La posizione del paziente, giuridica e sociale, in Italia, è una posizione che andrebbe tutelata. Eppure l’esperienza degli ospedali psichiatrici giudiziari, così come il tema dell’accanimento terapeutico, ci dimostra che fin troppe volte la debolezza del paziente è stata colpita, più che tutelata. Sulla tutela e i diritti del malato, forse, c’è ancora molta strada da fare?
Il paziente al momento viene visto appunto come un paziente, non come persona con una propria capacità di scegliere per se stessa. Viene visto come una persona debole. Stiamo fortunatamente uscendo da questa visione paternalistica in cui il medico è il detentore della conoscenza e la persona viene vista solo come paziente che deve seguire quelle indicazioni terapeutiche.
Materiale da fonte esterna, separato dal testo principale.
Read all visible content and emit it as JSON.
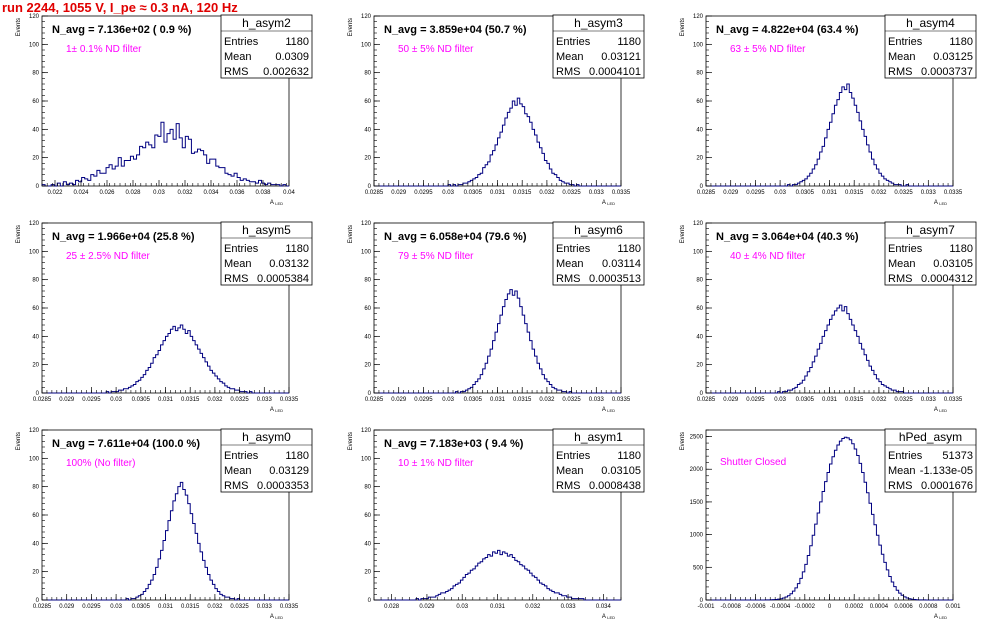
{
  "page_title": "run 2244,  1055 V, I_pe ≈ 0.3 nA, 120 Hz",
  "colors": {
    "title": "#e00000",
    "histogram": "#000080",
    "annotation": "#ff00ff"
  },
  "chart_data": [
    {
      "type": "bar",
      "histogram": "h_asym2",
      "stats": {
        "entries": "1180",
        "mean": "0.0309",
        "rms": "0.002632"
      },
      "navg": "N_avg = 7.136e+02 ( 0.9 %)",
      "note": "1± 0.1% ND filter",
      "xlabel": "A",
      "xlabel_sub": "LED",
      "ylabel": "Events",
      "xlim": [
        0.021,
        0.04
      ],
      "ylim": [
        0,
        120
      ],
      "mu": 0.0309,
      "sigma": 0.002632,
      "x_ticks": [
        0.022,
        0.024,
        0.026,
        0.028,
        0.03,
        0.032,
        0.034,
        0.036,
        0.038,
        0.04
      ],
      "x_tick_labels": [
        "0.022",
        "0.024",
        "0.026",
        "0.028",
        "0.03",
        "0.032",
        "0.034",
        "0.036",
        "0.038",
        "0.04"
      ],
      "y_ticks": [
        0,
        20,
        40,
        60,
        80,
        100,
        120
      ],
      "counts": [
        1,
        0,
        0,
        1,
        0,
        2,
        0,
        3,
        1,
        2,
        1,
        4,
        3,
        6,
        5,
        4,
        8,
        7,
        11,
        9,
        9,
        13,
        15,
        12,
        14,
        20,
        14,
        18,
        18,
        21,
        19,
        22,
        28,
        27,
        31,
        29,
        27,
        36,
        35,
        45,
        31,
        37,
        40,
        33,
        44,
        34,
        27,
        35,
        33,
        23,
        24,
        26,
        25,
        22,
        16,
        19,
        19,
        14,
        13,
        13,
        9,
        8,
        7,
        9,
        6,
        4,
        5,
        4,
        3,
        3,
        2,
        4,
        2,
        1,
        2,
        1,
        1,
        1,
        0,
        1,
        0
      ]
    },
    {
      "type": "bar",
      "histogram": "h_asym3",
      "stats": {
        "entries": "1180",
        "mean": "0.03121",
        "rms": "0.0004101"
      },
      "navg": "N_avg = 3.859e+04 (50.7 %)",
      "note": "50 ± 5% ND filter",
      "xlabel": "A",
      "xlabel_sub": "LED",
      "ylabel": "Events",
      "xlim": [
        0.0285,
        0.0335
      ],
      "ylim": [
        0,
        120
      ],
      "mu": 0.03121,
      "sigma": 0.0004101,
      "x_ticks": [
        0.0285,
        0.029,
        0.0295,
        0.03,
        0.0305,
        0.031,
        0.0315,
        0.032,
        0.0325,
        0.033,
        0.0335
      ],
      "x_tick_labels": [
        "0.0285",
        "0.029",
        "0.0295",
        "0.03",
        "0.0305",
        "0.031",
        "0.0315",
        "0.032",
        "0.0325",
        "0.033",
        "0.0335"
      ],
      "y_ticks": [
        0,
        20,
        40,
        60,
        80,
        100,
        120
      ],
      "counts": [
        0,
        0,
        0,
        0,
        0,
        0,
        0,
        0,
        0,
        0,
        0,
        0,
        0,
        0,
        0,
        0,
        0,
        0,
        0,
        0,
        0,
        0,
        0,
        0,
        0,
        0,
        0,
        0,
        0,
        0,
        1,
        0,
        1,
        0,
        1,
        1,
        2,
        2,
        3,
        4,
        5,
        6,
        8,
        9,
        13,
        15,
        17,
        22,
        25,
        29,
        34,
        38,
        43,
        48,
        52,
        55,
        60,
        57,
        62,
        58,
        56,
        51,
        49,
        45,
        40,
        36,
        31,
        27,
        23,
        18,
        16,
        12,
        9,
        8,
        6,
        4,
        3,
        2,
        2,
        1,
        1,
        0,
        1,
        0,
        0,
        0,
        0,
        0,
        0,
        0,
        0,
        0,
        0,
        0,
        0,
        0,
        0,
        0,
        0,
        0
      ]
    },
    {
      "type": "bar",
      "histogram": "h_asym4",
      "stats": {
        "entries": "1180",
        "mean": "0.03125",
        "rms": "0.0003737"
      },
      "navg": "N_avg = 4.822e+04 (63.4 %)",
      "note": "63 ± 5% ND filter",
      "xlabel": "A",
      "xlabel_sub": "LED",
      "ylabel": "Events",
      "xlim": [
        0.0285,
        0.0335
      ],
      "ylim": [
        0,
        120
      ],
      "mu": 0.03125,
      "sigma": 0.0003737,
      "x_ticks": [
        0.0285,
        0.029,
        0.0295,
        0.03,
        0.0305,
        0.031,
        0.0315,
        0.032,
        0.0325,
        0.033,
        0.0335
      ],
      "x_tick_labels": [
        "0.0285",
        "0.029",
        "0.0295",
        "0.03",
        "0.0305",
        "0.031",
        "0.0315",
        "0.032",
        "0.0325",
        "0.033",
        "0.0335"
      ],
      "y_ticks": [
        0,
        20,
        40,
        60,
        80,
        100,
        120
      ],
      "counts": [
        0,
        0,
        0,
        0,
        0,
        0,
        0,
        0,
        0,
        0,
        0,
        0,
        0,
        0,
        0,
        0,
        0,
        0,
        0,
        0,
        0,
        0,
        0,
        0,
        0,
        0,
        0,
        0,
        0,
        0,
        0,
        0,
        0,
        1,
        0,
        1,
        1,
        2,
        3,
        4,
        5,
        7,
        9,
        12,
        15,
        19,
        24,
        28,
        34,
        40,
        45,
        51,
        57,
        61,
        66,
        70,
        68,
        72,
        66,
        62,
        57,
        52,
        46,
        40,
        35,
        29,
        24,
        19,
        15,
        12,
        9,
        7,
        5,
        4,
        3,
        2,
        1,
        1,
        1,
        0,
        0,
        1,
        0,
        0,
        0,
        0,
        0,
        0,
        0,
        0,
        0,
        0,
        0,
        0,
        0,
        0,
        0,
        0,
        0,
        0
      ]
    },
    {
      "type": "bar",
      "histogram": "h_asym5",
      "stats": {
        "entries": "1180",
        "mean": "0.03132",
        "rms": "0.0005384"
      },
      "navg": "N_avg = 1.966e+04 (25.8 %)",
      "note": "25 ± 2.5% ND filter",
      "xlabel": "A",
      "xlabel_sub": "LED",
      "ylabel": "Events",
      "xlim": [
        0.0285,
        0.0335
      ],
      "ylim": [
        0,
        120
      ],
      "mu": 0.03132,
      "sigma": 0.0005384,
      "x_ticks": [
        0.0285,
        0.029,
        0.0295,
        0.03,
        0.0305,
        0.031,
        0.0315,
        0.032,
        0.0325,
        0.033,
        0.0335
      ],
      "x_tick_labels": [
        "0.0285",
        "0.029",
        "0.0295",
        "0.03",
        "0.0305",
        "0.031",
        "0.0315",
        "0.032",
        "0.0325",
        "0.033",
        "0.0335"
      ],
      "y_ticks": [
        0,
        20,
        40,
        60,
        80,
        100,
        120
      ],
      "counts": [
        0,
        0,
        0,
        0,
        0,
        0,
        0,
        0,
        0,
        0,
        0,
        0,
        0,
        0,
        0,
        0,
        0,
        0,
        0,
        0,
        0,
        0,
        0,
        0,
        0,
        0,
        1,
        0,
        1,
        1,
        1,
        2,
        2,
        3,
        3,
        4,
        5,
        6,
        8,
        9,
        11,
        13,
        16,
        18,
        21,
        25,
        27,
        30,
        34,
        37,
        40,
        42,
        45,
        47,
        44,
        46,
        48,
        45,
        42,
        44,
        40,
        37,
        34,
        31,
        28,
        25,
        22,
        19,
        16,
        14,
        12,
        10,
        8,
        7,
        5,
        4,
        3,
        3,
        2,
        2,
        1,
        1,
        1,
        0,
        1,
        0,
        0,
        0,
        0,
        0,
        0,
        0,
        0,
        0,
        0,
        0,
        0,
        0,
        0,
        0
      ]
    },
    {
      "type": "bar",
      "histogram": "h_asym6",
      "stats": {
        "entries": "1180",
        "mean": "0.03114",
        "rms": "0.0003513"
      },
      "navg": "N_avg = 6.058e+04 (79.6 %)",
      "note": "79 ± 5% ND filter",
      "xlabel": "A",
      "xlabel_sub": "LED",
      "ylabel": "Events",
      "xlim": [
        0.0285,
        0.0335
      ],
      "ylim": [
        0,
        120
      ],
      "mu": 0.03114,
      "sigma": 0.0003513,
      "x_ticks": [
        0.0285,
        0.029,
        0.0295,
        0.03,
        0.0305,
        0.031,
        0.0315,
        0.032,
        0.0325,
        0.033,
        0.0335
      ],
      "x_tick_labels": [
        "0.0285",
        "0.029",
        "0.0295",
        "0.03",
        "0.0305",
        "0.031",
        "0.0315",
        "0.032",
        "0.0325",
        "0.033",
        "0.0335"
      ],
      "y_ticks": [
        0,
        20,
        40,
        60,
        80,
        100,
        120
      ],
      "counts": [
        0,
        0,
        0,
        0,
        0,
        0,
        0,
        0,
        0,
        0,
        0,
        0,
        0,
        0,
        0,
        0,
        0,
        0,
        0,
        0,
        0,
        0,
        0,
        0,
        0,
        0,
        0,
        0,
        0,
        0,
        0,
        0,
        0,
        1,
        0,
        1,
        1,
        2,
        3,
        4,
        6,
        8,
        10,
        13,
        17,
        21,
        26,
        31,
        37,
        43,
        49,
        55,
        61,
        66,
        70,
        73,
        69,
        72,
        67,
        61,
        55,
        49,
        43,
        37,
        31,
        26,
        21,
        17,
        13,
        10,
        8,
        6,
        4,
        3,
        2,
        2,
        1,
        1,
        0,
        1,
        0,
        0,
        0,
        0,
        0,
        0,
        0,
        0,
        0,
        0,
        0,
        0,
        0,
        0,
        0,
        0,
        0,
        0,
        0,
        0
      ]
    },
    {
      "type": "bar",
      "histogram": "h_asym7",
      "stats": {
        "entries": "1180",
        "mean": "0.03105",
        "rms": "0.0004312"
      },
      "navg": "N_avg = 3.064e+04 (40.3 %)",
      "note": "40 ± 4% ND filter",
      "xlabel": "A",
      "xlabel_sub": "LED",
      "ylabel": "Events",
      "xlim": [
        0.0285,
        0.0335
      ],
      "ylim": [
        0,
        120
      ],
      "mu": 0.03105,
      "sigma": 0.0004312,
      "x_ticks": [
        0.0285,
        0.029,
        0.0295,
        0.03,
        0.0305,
        0.031,
        0.0315,
        0.032,
        0.0325,
        0.033,
        0.0335
      ],
      "x_tick_labels": [
        "0.0285",
        "0.029",
        "0.0295",
        "0.03",
        "0.0305",
        "0.031",
        "0.0315",
        "0.032",
        "0.0325",
        "0.033",
        "0.0335"
      ],
      "y_ticks": [
        0,
        20,
        40,
        60,
        80,
        100,
        120
      ],
      "counts": [
        0,
        0,
        0,
        0,
        0,
        0,
        0,
        0,
        0,
        0,
        0,
        0,
        0,
        0,
        0,
        0,
        0,
        0,
        0,
        0,
        0,
        0,
        0,
        0,
        0,
        0,
        0,
        0,
        0,
        1,
        0,
        1,
        1,
        2,
        2,
        3,
        4,
        6,
        7,
        9,
        12,
        15,
        18,
        22,
        26,
        31,
        35,
        40,
        44,
        48,
        52,
        55,
        58,
        60,
        62,
        58,
        61,
        56,
        52,
        48,
        44,
        40,
        35,
        31,
        27,
        23,
        19,
        16,
        13,
        10,
        8,
        6,
        5,
        4,
        3,
        2,
        2,
        1,
        1,
        1,
        0,
        0,
        0,
        0,
        0,
        0,
        0,
        0,
        0,
        0,
        0,
        0,
        0,
        0,
        0,
        0,
        0,
        0,
        0,
        0
      ]
    },
    {
      "type": "bar",
      "histogram": "h_asym0",
      "stats": {
        "entries": "1180",
        "mean": "0.03129",
        "rms": "0.0003353"
      },
      "navg": "N_avg = 7.611e+04 (100.0 %)",
      "note": "100% (No filter)",
      "xlabel": "A",
      "xlabel_sub": "LED",
      "ylabel": "Events",
      "xlim": [
        0.0285,
        0.0335
      ],
      "ylim": [
        0,
        120
      ],
      "mu": 0.03129,
      "sigma": 0.0003353,
      "x_ticks": [
        0.0285,
        0.029,
        0.0295,
        0.03,
        0.0305,
        0.031,
        0.0315,
        0.032,
        0.0325,
        0.033,
        0.0335
      ],
      "x_tick_labels": [
        "0.0285",
        "0.029",
        "0.0295",
        "0.03",
        "0.0305",
        "0.031",
        "0.0315",
        "0.032",
        "0.0325",
        "0.033",
        "0.0335"
      ],
      "y_ticks": [
        0,
        20,
        40,
        60,
        80,
        100,
        120
      ],
      "counts": [
        0,
        0,
        0,
        0,
        0,
        0,
        0,
        0,
        0,
        0,
        0,
        0,
        0,
        0,
        0,
        0,
        0,
        0,
        0,
        0,
        0,
        0,
        0,
        0,
        0,
        0,
        0,
        0,
        0,
        0,
        0,
        0,
        0,
        0,
        1,
        0,
        1,
        1,
        2,
        3,
        4,
        6,
        8,
        11,
        14,
        18,
        23,
        29,
        35,
        42,
        49,
        56,
        63,
        70,
        75,
        80,
        83,
        78,
        74,
        68,
        61,
        54,
        47,
        40,
        34,
        28,
        23,
        18,
        14,
        11,
        8,
        6,
        4,
        3,
        2,
        2,
        1,
        1,
        0,
        1,
        0,
        0,
        0,
        0,
        0,
        0,
        0,
        0,
        0,
        0,
        0,
        0,
        0,
        0,
        0,
        0,
        0,
        0,
        0,
        0
      ]
    },
    {
      "type": "bar",
      "histogram": "h_asym1",
      "stats": {
        "entries": "1180",
        "mean": "0.03105",
        "rms": "0.0008438"
      },
      "navg": "N_avg = 7.183e+03 ( 9.4 %)",
      "note": "10 ± 1% ND filter",
      "xlabel": "A",
      "xlabel_sub": "LED",
      "ylabel": "Events",
      "xlim": [
        0.0275,
        0.0345
      ],
      "ylim": [
        0,
        120
      ],
      "mu": 0.03105,
      "sigma": 0.0008438,
      "x_ticks": [
        0.028,
        0.029,
        0.03,
        0.031,
        0.032,
        0.033,
        0.034
      ],
      "x_tick_labels": [
        "0.028",
        "0.029",
        "0.03",
        "0.031",
        "0.032",
        "0.033",
        "0.034"
      ],
      "y_ticks": [
        0,
        20,
        40,
        60,
        80,
        100,
        120
      ],
      "counts": [
        0,
        0,
        0,
        0,
        0,
        0,
        0,
        0,
        0,
        0,
        0,
        0,
        0,
        0,
        0,
        0,
        0,
        1,
        0,
        1,
        1,
        1,
        2,
        2,
        2,
        3,
        4,
        5,
        5,
        6,
        7,
        8,
        10,
        11,
        12,
        14,
        16,
        18,
        19,
        21,
        22,
        24,
        26,
        27,
        29,
        30,
        32,
        31,
        34,
        33,
        35,
        32,
        34,
        33,
        31,
        32,
        30,
        28,
        27,
        25,
        24,
        22,
        21,
        19,
        17,
        16,
        14,
        12,
        11,
        10,
        8,
        7,
        6,
        5,
        5,
        4,
        3,
        3,
        2,
        2,
        1,
        1,
        1,
        1,
        1,
        0,
        0,
        0,
        0,
        0,
        0,
        0,
        0,
        0,
        0,
        0,
        0,
        0,
        0,
        0
      ]
    },
    {
      "type": "bar",
      "histogram": "hPed_asym",
      "stats": {
        "entries": "51373",
        "mean": "-1.133e-05",
        "rms": "0.0001676"
      },
      "navg": "",
      "note": "Shutter Closed",
      "xlabel": "A",
      "xlabel_sub": "LED",
      "ylabel": "Events",
      "xlim": [
        -0.001,
        0.001
      ],
      "ylim": [
        0,
        2600
      ],
      "mu": -1.133e-05,
      "sigma": 0.0001676,
      "x_ticks": [
        -0.001,
        -0.0008,
        -0.0006,
        -0.0004,
        -0.0002,
        0,
        0.0002,
        0.0004,
        0.0006,
        0.0008,
        0.001
      ],
      "x_tick_labels": [
        "-0.001",
        "-0.0008",
        "-0.0006",
        "-0.0004",
        "-0.0002",
        "0",
        "0.0002",
        "0.0004",
        "0.0006",
        "0.0008",
        "0.001"
      ],
      "y_ticks": [
        0,
        500,
        1000,
        1500,
        2000,
        2500
      ],
      "counts": [
        0,
        0,
        0,
        0,
        0,
        0,
        0,
        0,
        0,
        0,
        0,
        0,
        0,
        0,
        0,
        0,
        0,
        0,
        0,
        0,
        0,
        0,
        0,
        0,
        1,
        2,
        3,
        5,
        8,
        13,
        20,
        30,
        45,
        65,
        95,
        135,
        185,
        250,
        330,
        430,
        545,
        680,
        830,
        990,
        1160,
        1330,
        1500,
        1660,
        1810,
        1950,
        2080,
        2190,
        2290,
        2370,
        2430,
        2470,
        2490,
        2480,
        2450,
        2390,
        2310,
        2210,
        2090,
        1950,
        1800,
        1640,
        1480,
        1310,
        1150,
        990,
        840,
        700,
        575,
        460,
        360,
        275,
        205,
        150,
        105,
        72,
        48,
        31,
        20,
        12,
        7,
        4,
        2,
        1,
        1,
        0,
        0,
        0,
        0,
        0,
        0,
        0,
        0,
        0,
        0,
        0
      ]
    }
  ]
}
Fortunatamente c’è anche un cambio nella classe medica e nelle università. Le nuove generazioni di medici sono molto più formate su questi temi. Si è già operato un passaggio da un modello bio-medico ad un modello psico-sociale, dove la persona viene messa al centro, dove si ricerca la relazione medico-paziente e dove si cerca anche un’alleanza terapeutica con una pianificazione condivisa delle cure. Non c’è più un’impostazione unilaterale dove il medico dice e il paziente fa, però c’è ancora molto da fare. Sono cambiamenti, questi, che non riguardano solo la normativa ma riguardano anche un’impostazione culturale di una classe e dell’ordine dei medici.